Haubold, B., Pfaffelhuber, P., Domazet-Lošo, M., & Wiehe, T. (2009). Estimating mutation distances from unaligned genomes. Journal of Computational Biology, 16(10), 1487-1500. doi:10.1089/cmb.2009.0106.


Cite as: https://hdl.handle.net/11858/00-001M-0000-000F-D625-B
Abstract
Alignment-free distance measures are generally less accurate but more efficient than traditional alignment-based metrics. In the context of genome sequence analysis, the efficiency gain is often so substantial that it outweights the loss in accuracy. However, a further disadvantage of alignment-free distances is that their relationship to evolutionary events such as substitutions is generally unknown. We have therefore derived an estimator of the number of substitutions per site between two unaligned DNA sequences, K-r. Simulations show that this estimator works well with "ideal'' data. We compare K-r to two alternative alignment-free distances: a k-tuple distance and a measure of relative entropy based on average common substring length.

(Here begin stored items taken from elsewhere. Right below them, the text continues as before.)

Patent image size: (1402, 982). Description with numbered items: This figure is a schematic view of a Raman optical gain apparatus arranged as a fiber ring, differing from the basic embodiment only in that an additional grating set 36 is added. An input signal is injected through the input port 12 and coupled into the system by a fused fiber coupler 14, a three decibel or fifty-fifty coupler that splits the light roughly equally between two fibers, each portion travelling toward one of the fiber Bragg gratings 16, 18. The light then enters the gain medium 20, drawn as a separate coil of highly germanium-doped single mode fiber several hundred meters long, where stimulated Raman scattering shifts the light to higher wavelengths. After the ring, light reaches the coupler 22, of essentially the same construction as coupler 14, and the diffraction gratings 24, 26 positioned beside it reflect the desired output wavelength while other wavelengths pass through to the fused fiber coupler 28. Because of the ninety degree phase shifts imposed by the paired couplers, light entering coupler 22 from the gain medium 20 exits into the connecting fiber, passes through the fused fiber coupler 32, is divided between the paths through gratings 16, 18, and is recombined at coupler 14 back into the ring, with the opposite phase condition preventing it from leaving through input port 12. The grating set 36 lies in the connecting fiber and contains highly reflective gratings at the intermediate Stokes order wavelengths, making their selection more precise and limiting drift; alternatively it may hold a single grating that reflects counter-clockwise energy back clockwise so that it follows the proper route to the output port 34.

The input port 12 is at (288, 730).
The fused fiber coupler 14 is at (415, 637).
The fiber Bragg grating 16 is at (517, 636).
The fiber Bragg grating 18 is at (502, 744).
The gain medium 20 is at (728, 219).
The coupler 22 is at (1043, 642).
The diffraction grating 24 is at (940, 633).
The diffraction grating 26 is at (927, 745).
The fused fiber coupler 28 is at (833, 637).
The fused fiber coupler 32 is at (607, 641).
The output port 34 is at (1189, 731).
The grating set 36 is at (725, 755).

All three measures are applied to 27 primate mitochondrial genomes, eight whole genomes of Streptococcus agalactiae strains, and 12 whole genomes of Drosophila species. In each case, the cluster diagrams based on K-r are equivalent to or significantly better than those based on the two alternative measures. This is due to the fact that in contrast to the alternative measures K-r is derived from an explicit model of evolution. The computation of K-r is efficiently implemented in the program kr, which can be downloaded freely from the internet.